Santi e vampiri… “Le avventure del cadavere”

Data: 01/08/08

Rivista: agosto 2008

Che mai può accomunare santi e vampiri al punto da spingere Carlo Drogheria, caporedattore di Questotrentino, a farli oggetto di una trattazione parallela? Ambedue si caratterizzano per la capacità di uscire in carne ed ossa, ad anni dalla morte, dai loro sepolcri per intromettersi nelle faccende quotidiane dei “veri” viventi. I primi sono “positivi”: aiutano i vivi, intercedono per conto loro presso Dio, li proteggono da pericoli e malattie (si pensi agli ex voto!). I secondi sono “negativi”: tormentano gli uomini, succhiano loro il sangue (la linfa vitale), portano malattie ed arrivano ad uccidere. In ogni caso, santi e vampiri sono esseri straordinari per i quali non valgono le leggi della Natura le quali impongono, con la morte, la cessazione di ogni funzione vitale e di relazione coi viventi. All’origine di questa qualità prodigiosa sta la plurimillenaria credenza popolare che certi defunti (e quindi in teoria ognuno di noi!) non muoiano del tutto, ma conservino una qualche forma di vitalità e contatto “post mortem”.

la copertina mostra la morte mentre entra dalla porta per colpire un signore su un letto con accanto un angeloSanti e Vampiri, Autore: Carlo Drogheria, edizione: Stampa Alternativa, 14 Euro

I santi, con i loro miracoli, appaiono presto nel panorama mistico del cristianesimo e vi restano per centinaia d’anni anche se, oggi, quella loro capacità sovrumana di negare la morte e di essere nostri benèfici custodi si è offuscata. Non vi sono più santi che da dentro il sepolcro cantano assieme ai fedeli durante una messa, né un San Filippo Neri che, denudato dopo morto, provvede ripetutamente a coprirsi da sé le sue vergogne; e ancor meno un San Roberto, che tenta di distruggere la propria tomba reclamando una sistemazione più dignitosa.

Dal canto suo, la leggenda del vampiro risale alla notte dei tempi, forse di origine sciamanica. Ha subito, nei millenni, modifiche e rielaborazioni ma la sua comparsa nell’immaginario di grandi folle dell’Europa occidentale risale alla fine del seicento. Vi era arrivata da quella dell’Est dove, più che una semplice saga, fu una vera e propria epidemia.

Con gran probabilità, il vampirismo fu un’interpretazione collettiva, quasi una leggenda metropolitana, messa in moto dalle cupe atmosfere di ignoranza, terrore e crudeltà che si respiravano negli sperduti villaggi di quell’area tra XVI e XVIII secolo (Dracula, i turchi, pogrom).

Ogni folklore ha ideato rimedi propri al vampirismo. Tra loro: paletti di legno di frassino da conficcare nel cuore, l’esumazione del presunto vampiro con cremazione, l’aglio come blanda misura precauzionale e ultima, ma non per importanza, la fede religiosa (la croce li mette in fuga) e una profonda rettitudine morale e di pensiero.

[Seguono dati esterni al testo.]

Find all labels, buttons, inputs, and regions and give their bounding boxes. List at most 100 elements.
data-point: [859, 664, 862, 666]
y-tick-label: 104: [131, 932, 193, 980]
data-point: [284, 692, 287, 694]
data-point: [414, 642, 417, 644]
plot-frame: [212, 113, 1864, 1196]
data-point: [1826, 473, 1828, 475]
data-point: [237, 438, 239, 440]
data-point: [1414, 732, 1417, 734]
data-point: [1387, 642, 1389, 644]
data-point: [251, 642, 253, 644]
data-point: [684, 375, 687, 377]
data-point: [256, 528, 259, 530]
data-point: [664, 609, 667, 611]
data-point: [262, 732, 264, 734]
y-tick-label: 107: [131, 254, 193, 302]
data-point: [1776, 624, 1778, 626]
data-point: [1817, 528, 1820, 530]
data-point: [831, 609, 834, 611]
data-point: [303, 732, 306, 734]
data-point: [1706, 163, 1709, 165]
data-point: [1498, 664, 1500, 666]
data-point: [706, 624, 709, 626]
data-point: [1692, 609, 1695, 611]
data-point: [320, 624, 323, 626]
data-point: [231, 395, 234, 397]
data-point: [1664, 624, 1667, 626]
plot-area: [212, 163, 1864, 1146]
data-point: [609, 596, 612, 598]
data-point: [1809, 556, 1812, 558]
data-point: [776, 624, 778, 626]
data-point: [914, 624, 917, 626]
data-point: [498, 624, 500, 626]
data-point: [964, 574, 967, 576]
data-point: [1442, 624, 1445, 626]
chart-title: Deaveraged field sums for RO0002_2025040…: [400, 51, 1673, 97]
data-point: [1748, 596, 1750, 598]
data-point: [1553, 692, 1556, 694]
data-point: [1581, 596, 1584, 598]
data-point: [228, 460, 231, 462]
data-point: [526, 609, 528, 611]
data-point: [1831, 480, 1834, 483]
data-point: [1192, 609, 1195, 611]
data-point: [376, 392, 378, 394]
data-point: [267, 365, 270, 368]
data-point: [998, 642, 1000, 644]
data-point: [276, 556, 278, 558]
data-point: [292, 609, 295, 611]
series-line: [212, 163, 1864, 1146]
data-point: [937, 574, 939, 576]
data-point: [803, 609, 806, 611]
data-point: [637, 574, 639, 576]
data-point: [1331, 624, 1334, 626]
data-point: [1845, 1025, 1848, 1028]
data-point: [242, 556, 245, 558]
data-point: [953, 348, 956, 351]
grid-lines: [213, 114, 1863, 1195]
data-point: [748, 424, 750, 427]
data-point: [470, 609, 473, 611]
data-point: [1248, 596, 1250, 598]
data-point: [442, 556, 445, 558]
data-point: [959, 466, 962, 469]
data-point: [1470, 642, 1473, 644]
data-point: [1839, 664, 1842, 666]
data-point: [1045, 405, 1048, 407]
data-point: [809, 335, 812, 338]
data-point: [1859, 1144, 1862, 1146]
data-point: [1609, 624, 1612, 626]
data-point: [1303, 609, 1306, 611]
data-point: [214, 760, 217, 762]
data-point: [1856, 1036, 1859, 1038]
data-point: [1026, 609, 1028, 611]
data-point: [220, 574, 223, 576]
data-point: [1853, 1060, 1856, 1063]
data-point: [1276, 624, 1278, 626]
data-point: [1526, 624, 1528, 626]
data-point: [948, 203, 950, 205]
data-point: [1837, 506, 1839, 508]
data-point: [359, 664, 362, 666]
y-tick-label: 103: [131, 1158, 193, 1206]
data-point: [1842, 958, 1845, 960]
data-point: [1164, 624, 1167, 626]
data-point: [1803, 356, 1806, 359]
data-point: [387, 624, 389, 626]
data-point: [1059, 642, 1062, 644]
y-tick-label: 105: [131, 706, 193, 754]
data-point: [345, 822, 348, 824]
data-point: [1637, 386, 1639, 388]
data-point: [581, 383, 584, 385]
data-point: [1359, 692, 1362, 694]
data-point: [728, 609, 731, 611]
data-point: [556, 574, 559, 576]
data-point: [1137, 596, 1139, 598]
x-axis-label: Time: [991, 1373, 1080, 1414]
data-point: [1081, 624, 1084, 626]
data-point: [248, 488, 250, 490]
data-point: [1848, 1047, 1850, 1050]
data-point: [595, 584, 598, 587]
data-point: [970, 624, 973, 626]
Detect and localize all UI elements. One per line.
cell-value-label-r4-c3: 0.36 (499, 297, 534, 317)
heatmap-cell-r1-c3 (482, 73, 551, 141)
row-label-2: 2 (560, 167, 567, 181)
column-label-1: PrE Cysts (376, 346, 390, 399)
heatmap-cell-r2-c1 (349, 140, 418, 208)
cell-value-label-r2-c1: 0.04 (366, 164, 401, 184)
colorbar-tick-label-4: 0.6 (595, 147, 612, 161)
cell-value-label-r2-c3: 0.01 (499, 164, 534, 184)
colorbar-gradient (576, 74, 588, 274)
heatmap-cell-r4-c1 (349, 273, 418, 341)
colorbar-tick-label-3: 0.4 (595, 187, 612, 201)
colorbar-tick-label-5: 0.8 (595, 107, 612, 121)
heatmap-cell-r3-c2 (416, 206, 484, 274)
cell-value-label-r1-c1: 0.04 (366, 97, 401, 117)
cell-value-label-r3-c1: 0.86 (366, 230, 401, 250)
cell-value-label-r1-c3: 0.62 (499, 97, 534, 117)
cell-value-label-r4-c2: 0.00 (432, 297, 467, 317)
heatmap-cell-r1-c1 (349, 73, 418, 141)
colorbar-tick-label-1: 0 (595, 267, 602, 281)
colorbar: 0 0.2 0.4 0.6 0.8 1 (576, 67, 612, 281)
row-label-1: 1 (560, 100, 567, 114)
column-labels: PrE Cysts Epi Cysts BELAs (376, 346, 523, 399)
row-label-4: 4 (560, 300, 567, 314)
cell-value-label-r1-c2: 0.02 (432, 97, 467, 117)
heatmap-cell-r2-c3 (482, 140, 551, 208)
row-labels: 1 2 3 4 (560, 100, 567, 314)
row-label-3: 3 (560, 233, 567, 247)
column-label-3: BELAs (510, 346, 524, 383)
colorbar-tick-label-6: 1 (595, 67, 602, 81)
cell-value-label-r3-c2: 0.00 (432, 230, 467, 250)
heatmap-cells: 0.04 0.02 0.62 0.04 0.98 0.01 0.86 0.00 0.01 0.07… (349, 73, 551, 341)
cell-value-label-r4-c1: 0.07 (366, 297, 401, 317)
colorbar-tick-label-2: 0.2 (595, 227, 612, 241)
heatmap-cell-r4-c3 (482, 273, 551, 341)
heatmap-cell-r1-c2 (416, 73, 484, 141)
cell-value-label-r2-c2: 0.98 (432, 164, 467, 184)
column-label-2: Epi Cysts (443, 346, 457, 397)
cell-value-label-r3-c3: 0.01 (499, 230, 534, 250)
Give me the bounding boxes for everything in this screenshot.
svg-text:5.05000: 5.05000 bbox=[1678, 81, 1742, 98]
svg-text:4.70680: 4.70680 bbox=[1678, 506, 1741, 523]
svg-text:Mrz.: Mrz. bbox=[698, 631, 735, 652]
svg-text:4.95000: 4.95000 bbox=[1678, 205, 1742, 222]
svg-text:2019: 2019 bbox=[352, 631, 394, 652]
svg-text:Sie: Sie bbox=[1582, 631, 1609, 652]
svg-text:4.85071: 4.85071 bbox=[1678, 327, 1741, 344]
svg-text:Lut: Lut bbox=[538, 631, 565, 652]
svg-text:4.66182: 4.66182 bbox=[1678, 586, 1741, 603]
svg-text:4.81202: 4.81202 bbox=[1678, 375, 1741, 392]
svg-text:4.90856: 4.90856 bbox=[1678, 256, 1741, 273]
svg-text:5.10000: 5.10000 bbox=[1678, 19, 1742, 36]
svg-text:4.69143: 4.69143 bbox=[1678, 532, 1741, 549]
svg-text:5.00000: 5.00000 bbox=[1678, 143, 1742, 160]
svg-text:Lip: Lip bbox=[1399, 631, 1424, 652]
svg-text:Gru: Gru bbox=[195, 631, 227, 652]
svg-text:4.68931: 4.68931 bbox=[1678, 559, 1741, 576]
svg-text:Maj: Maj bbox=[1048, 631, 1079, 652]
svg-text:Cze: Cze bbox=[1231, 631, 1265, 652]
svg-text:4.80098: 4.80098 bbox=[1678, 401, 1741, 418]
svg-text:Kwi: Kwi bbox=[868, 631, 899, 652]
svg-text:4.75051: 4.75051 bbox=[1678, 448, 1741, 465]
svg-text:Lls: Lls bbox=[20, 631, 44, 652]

Santi e vampiri sono accomunati anche nell’uscita di scena. A fine ‘700, cinquant’anni di illuminismo e la rivoluzione francese metteranno in un angolo la loro credibilità. In pochi anni i primi finiranno relegati tra i fenomeni minori di una devozione che ha avuto una notevole importanza per la Chiesa nel suo rapporto con i fedeli. Dei vampiri, ultimo tentativo di dare linfa a una tradizione stregonesca millenaria, restano delle tracce nella festa di Halloween. L’usanza è nata dal convincimento che, nella notte del 31 ottobre, i morti vaghino per la terra con dei fuochi in mano alla ricerca di vivi da portar via: da qui la necessità di munirsi di una maschera orripilante e di una zucca intagliata alla finestra con un lume dentro per ingannarli e sottrarsi alla cattura.